Right now, I’m converting dh and dl to a 12 bit value since that is what the dac can handle, then I multiply that by volume, and divide by 1024, the max value of volume.

I believe there are some special commands for multiplying with fixed point numbers which might help, but I’ve also read that it’s difficult to do stuff like multiplying in inline asm because of limitations on what registers you can use.

I’m also thinking maybe since dh is already in a byte, that rather than shift it right and or it with dl to make a 12 bit number, I could leave dh and dl alone, somehow multiply each by the volume adjustment carrying the excess from dl over to dh and then do a 14 bit shift to divide by the max volume and also reduce the 16 bit sample to the 12 bit one I need.

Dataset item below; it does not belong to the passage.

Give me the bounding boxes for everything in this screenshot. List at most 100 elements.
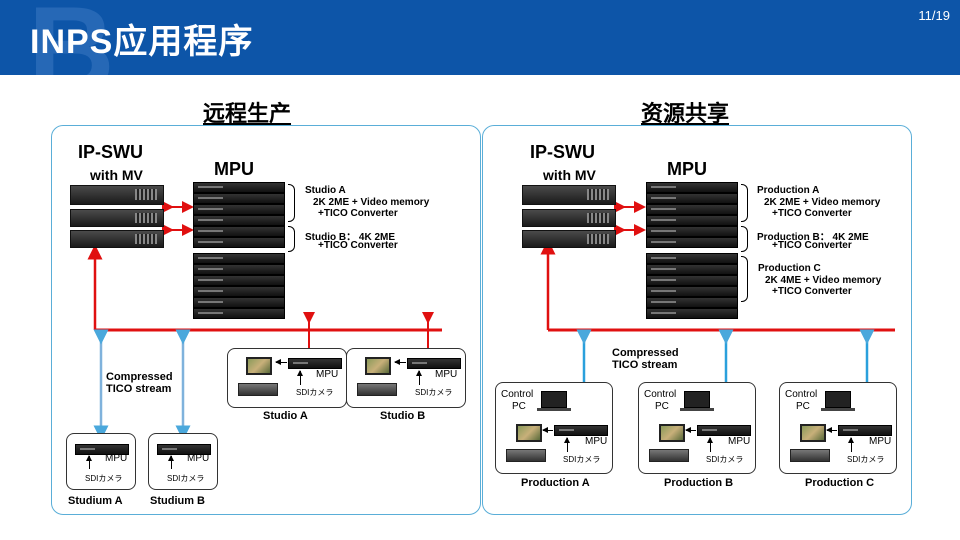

Or, I could forget about using all 10 bits of the ADC, use an 8 bit value for volume, and somehow multiply dl by that carrying the excess to dh, and if dh overflows carry that on into dhl, and then multiply dh by volume carrying into dhl, and once that’s done, I can divide by 256 by simply dropping dl and using dh and dhl as my low and high bytes, perhaps shifting right by 4 to convert down to a 12 bit value.

One thing I don’t want to do is use shift for volume, or try to squeeze everything into 16 volume levels so I only need to use a 16 bit number to hold the sample when I multiply it. That would result in too large of steps for the volume. I want to read a pot and have the volume change smoothly.